Since coming back, Lemmy has offered to go as a student-leader on the 9th grade Assateague trip next week multiple times. For Lemmy, this was his first time at Assateague Island, but it represented many other firsts for him. More than anything, I think it provided Lemmy with one of the first experiences leading others as a servant-leader. His example, his attitude, and his actions spoke so loudly to me, and I believe he will (and already is) speaking loudly to his classmates as to the true nature of a Trekker.
-Kris Schnepf, UrbanTrekkers Program Director
As the school year starts and the Trekker bicycling club gets going again, delays sometimes happen. Here, the group gets an unexpected delay due to a biker getting not one, but two flat tires at once. After the break, we pedaled to the pizzeria for some hard earned nutrition. Okay, that last part may be debatable, pizza is not the healthiest, but it is fun to eat! The Higgin’s are looking forward to another great year of after school pedaling as we lose a few graduates, but gain some really great freshmen! See you on the streets!
-Dan Higgins, UrbanPromise Cycling Team Volunteer Coach
This summer, for the very first time, Urban BoatWorks has hired 5 teens to lead the summer ecology history paddling program. After receiving training in on-the-water safety, canoe rescue, the history and ecology of the Cooper River, and paddling, these students spend their days building boats in the Urban BoatWorks boat shop (housed at the Camden Shipyard and Maritime Museum) and leading community paddles on the tidal Cooper River.

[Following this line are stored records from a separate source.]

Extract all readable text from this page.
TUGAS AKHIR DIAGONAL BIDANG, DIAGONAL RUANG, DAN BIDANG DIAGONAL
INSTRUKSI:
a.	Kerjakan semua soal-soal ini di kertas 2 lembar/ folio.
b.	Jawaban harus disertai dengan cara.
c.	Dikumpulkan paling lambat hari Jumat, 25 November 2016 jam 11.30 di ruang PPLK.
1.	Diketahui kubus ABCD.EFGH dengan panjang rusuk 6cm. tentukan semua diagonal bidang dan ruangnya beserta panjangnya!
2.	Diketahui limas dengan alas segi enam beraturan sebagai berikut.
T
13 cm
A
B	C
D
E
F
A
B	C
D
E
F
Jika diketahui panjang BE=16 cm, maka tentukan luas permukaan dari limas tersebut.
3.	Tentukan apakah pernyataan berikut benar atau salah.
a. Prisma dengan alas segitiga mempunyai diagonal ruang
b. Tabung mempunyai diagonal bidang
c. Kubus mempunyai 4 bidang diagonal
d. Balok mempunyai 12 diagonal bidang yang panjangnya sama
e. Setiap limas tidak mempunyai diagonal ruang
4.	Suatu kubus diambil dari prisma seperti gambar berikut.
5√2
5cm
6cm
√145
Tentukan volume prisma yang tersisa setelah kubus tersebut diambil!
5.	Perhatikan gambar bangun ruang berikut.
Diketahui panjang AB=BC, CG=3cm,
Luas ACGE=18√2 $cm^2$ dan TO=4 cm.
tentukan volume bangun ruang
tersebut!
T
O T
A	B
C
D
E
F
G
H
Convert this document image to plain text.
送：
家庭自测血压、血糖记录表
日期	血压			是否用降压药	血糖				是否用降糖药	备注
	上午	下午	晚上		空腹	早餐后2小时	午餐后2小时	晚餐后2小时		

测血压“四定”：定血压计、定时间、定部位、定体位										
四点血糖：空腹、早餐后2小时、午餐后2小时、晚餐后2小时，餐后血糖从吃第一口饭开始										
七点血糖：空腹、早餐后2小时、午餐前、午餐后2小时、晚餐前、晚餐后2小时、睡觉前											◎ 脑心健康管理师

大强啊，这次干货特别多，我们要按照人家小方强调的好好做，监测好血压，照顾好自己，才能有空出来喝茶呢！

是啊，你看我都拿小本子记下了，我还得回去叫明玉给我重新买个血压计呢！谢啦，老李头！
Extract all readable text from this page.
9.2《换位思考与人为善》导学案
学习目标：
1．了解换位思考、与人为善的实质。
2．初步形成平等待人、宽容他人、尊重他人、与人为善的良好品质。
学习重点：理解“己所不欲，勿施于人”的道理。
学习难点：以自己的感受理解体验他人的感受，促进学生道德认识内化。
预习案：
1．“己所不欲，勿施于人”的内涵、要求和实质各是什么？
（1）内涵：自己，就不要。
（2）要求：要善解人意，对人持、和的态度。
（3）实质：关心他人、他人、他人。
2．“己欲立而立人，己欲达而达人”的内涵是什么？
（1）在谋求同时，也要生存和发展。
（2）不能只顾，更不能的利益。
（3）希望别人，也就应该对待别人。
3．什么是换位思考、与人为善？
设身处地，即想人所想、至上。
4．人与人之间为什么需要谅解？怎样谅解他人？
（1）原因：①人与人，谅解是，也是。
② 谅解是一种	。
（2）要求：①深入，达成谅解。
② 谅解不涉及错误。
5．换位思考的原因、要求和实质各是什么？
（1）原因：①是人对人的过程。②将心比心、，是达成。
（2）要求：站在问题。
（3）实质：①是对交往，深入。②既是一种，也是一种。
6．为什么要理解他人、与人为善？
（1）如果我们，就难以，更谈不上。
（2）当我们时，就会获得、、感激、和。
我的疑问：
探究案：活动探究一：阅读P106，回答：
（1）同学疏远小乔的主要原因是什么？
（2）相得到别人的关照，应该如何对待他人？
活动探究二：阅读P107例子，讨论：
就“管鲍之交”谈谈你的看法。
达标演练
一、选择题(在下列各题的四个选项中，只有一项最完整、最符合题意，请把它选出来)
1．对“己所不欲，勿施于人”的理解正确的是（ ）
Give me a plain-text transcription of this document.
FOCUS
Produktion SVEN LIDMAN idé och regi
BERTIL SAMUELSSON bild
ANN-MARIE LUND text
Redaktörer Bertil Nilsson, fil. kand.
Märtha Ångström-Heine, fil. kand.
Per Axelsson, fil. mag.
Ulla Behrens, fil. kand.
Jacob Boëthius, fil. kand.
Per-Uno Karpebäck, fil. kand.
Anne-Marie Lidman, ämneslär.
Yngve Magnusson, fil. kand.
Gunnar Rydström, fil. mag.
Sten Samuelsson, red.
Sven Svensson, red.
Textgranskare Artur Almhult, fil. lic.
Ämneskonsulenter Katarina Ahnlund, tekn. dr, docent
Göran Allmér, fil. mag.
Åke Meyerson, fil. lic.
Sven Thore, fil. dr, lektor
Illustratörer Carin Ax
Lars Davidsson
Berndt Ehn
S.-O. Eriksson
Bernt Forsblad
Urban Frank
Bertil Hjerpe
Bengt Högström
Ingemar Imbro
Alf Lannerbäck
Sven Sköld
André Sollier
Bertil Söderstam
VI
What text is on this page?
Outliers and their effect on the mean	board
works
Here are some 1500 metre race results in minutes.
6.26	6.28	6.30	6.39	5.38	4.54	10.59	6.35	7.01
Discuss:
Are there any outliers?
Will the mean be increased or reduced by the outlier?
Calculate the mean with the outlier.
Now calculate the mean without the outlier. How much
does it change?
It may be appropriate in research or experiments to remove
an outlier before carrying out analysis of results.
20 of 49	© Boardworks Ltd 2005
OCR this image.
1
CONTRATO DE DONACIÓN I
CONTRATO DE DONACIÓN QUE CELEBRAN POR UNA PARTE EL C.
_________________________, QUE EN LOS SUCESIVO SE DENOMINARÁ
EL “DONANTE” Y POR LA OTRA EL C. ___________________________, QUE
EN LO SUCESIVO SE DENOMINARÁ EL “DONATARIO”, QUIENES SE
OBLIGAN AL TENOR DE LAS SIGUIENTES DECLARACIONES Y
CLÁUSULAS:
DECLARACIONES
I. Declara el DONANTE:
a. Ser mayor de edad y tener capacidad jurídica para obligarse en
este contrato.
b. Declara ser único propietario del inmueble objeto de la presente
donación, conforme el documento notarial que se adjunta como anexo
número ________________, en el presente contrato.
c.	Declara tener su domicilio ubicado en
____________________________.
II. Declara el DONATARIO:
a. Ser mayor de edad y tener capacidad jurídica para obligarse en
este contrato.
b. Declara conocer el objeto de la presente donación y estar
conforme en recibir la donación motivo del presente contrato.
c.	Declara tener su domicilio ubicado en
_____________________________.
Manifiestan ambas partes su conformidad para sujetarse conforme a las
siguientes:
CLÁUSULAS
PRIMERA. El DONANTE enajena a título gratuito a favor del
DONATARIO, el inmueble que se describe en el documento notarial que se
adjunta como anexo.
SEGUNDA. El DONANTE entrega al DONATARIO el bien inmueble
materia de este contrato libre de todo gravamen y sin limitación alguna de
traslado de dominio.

Hi my name is Nyseemah Mahan. I attend UrbanPromise Academy. I am now a sophomore, but not too long ago I sat as a freshman. My first year at UrbanPromise Academy was full of adventures. We also had a class that involved building boats. The freshmen attended the project on Wednesday mornings. Once I got involved, I knew I liked it. I enjoyed using the different tools and learning about the different types of woods. I then decided that I wanted to become more involved. When I heard about the RiverGuides program, I decided to go for the opportunity. I was a little nervous that I wouldn't get the job, but when I found out, I was ecstatic. The best part about being a RiverGuide is that you have the attention on you. When we're on paddles, you are a L-E-A-D-E-R . At first I wasn't very confident, but Tom and Vicki boosted my self esteem way up and made me believe that I was able to continue and do better. RiverGuides hold a lot of responsibilities. We have to make sure we have everything that is required for the paddle. We even learned the history and ecology of the Cooper River. I even interact with different types of people. And teach them what I learned about the Cooper River.